To have one murder in one’s vicarage is unfortunate; to have a second looks remarkably like carelessness, or worse.

This story isn’t as twisty as some of them, but is very witty and true to the original Miss Marple, and brings in good old Inspector Slack, harrumphing as always. For twisty stories, Lucy Foley (‘Evil in Small Places’) delivers a tidy story that reflects the dark side of small-town life. And only Miss Marple could have sorted out the twists in ‘The Open Mind’ by Naomi Alderman, which transports our sleuth to a Fellows’ dinner at Oxford where a poisoning dramatically takes place. As you might recall, Agatha Christie really knew her poisons.

… typical of Miss Marple to have found a housemaid who was walking out with the postman.
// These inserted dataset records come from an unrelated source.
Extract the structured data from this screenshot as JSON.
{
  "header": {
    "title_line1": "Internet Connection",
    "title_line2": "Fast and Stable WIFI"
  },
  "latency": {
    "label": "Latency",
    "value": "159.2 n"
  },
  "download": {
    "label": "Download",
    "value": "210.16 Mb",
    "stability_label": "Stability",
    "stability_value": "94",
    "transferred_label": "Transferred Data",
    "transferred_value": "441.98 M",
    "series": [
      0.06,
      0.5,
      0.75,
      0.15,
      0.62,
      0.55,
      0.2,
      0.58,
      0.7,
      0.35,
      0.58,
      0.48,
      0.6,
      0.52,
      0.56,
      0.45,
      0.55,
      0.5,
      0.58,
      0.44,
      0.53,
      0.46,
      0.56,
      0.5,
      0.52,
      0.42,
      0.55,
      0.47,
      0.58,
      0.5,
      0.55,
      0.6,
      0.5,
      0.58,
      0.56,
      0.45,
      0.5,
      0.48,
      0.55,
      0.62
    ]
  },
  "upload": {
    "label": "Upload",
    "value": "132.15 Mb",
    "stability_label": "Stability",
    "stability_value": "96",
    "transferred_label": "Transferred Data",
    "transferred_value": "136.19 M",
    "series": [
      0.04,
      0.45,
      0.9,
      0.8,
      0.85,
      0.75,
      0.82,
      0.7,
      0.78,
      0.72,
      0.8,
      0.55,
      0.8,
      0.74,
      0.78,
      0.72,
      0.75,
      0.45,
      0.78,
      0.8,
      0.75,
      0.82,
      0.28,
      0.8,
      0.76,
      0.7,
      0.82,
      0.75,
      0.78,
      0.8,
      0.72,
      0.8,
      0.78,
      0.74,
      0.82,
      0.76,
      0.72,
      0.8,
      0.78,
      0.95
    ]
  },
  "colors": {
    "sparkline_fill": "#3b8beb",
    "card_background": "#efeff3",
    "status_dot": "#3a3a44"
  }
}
And if the village had no postman, she would doubtless have acquired a gardener who was brother to a delivery boy.

Miss Marple’s empathetic nature and ability to inspire confidences crops up in a few stories too, including ‘The Jade Empress’ by Jean Kwok, where thanks to nephew Raymond, she’s been treated to a sea voyage to Hong Kong, and ‘A Deadly Wedding’ by Dreda Say Mitchell. Good old Raymond treats his aunt in several stories, including a holiday at a hotel on the Amalfi Coast in ‘Murder at the Villa Rosa’ by Elly Griffiths. This is another witty read (one of my favourites) told from the point of view of a crime author with writer’s block and a hero he can no longer abide.

Jane also has Raymond to thank for a trip to Manhattan, to see an adaptation of one of his stories on Broadway, and to Cape Cod, where Raymond’s granddaughter is spending summer with a school friend. But wherever she goes murder is never far away. Another standout for me was ‘The Mystery of the Acid Soil’ by Kate Moss, which had a very Christie-like flavour and a nice suspenseful ending. Rounding the lot off, ‘The Disappearance’ by Leigh Bardugo is loads of fun, and also brings back Dolly Bantry, one of my favourite minor characters, sticking her nose in at her old stamping ground, Gossington Hall.

The stories in Marple are engaging and quirky, and very much in the spirit of the original Miss Marple stories, some more so than others, but all worth a read. I’ll be happy to read these again, and am inspired to pick up Christie’s The Thirteen Problems which I love for the way that the quiet, overlooked Miss Marple solves a series of murders discussed by a group of people interested in crime. I’ve also got a few new authors I’m keen to try, which is the other other good thing about collections like this new one. Marple score a four out of five from me.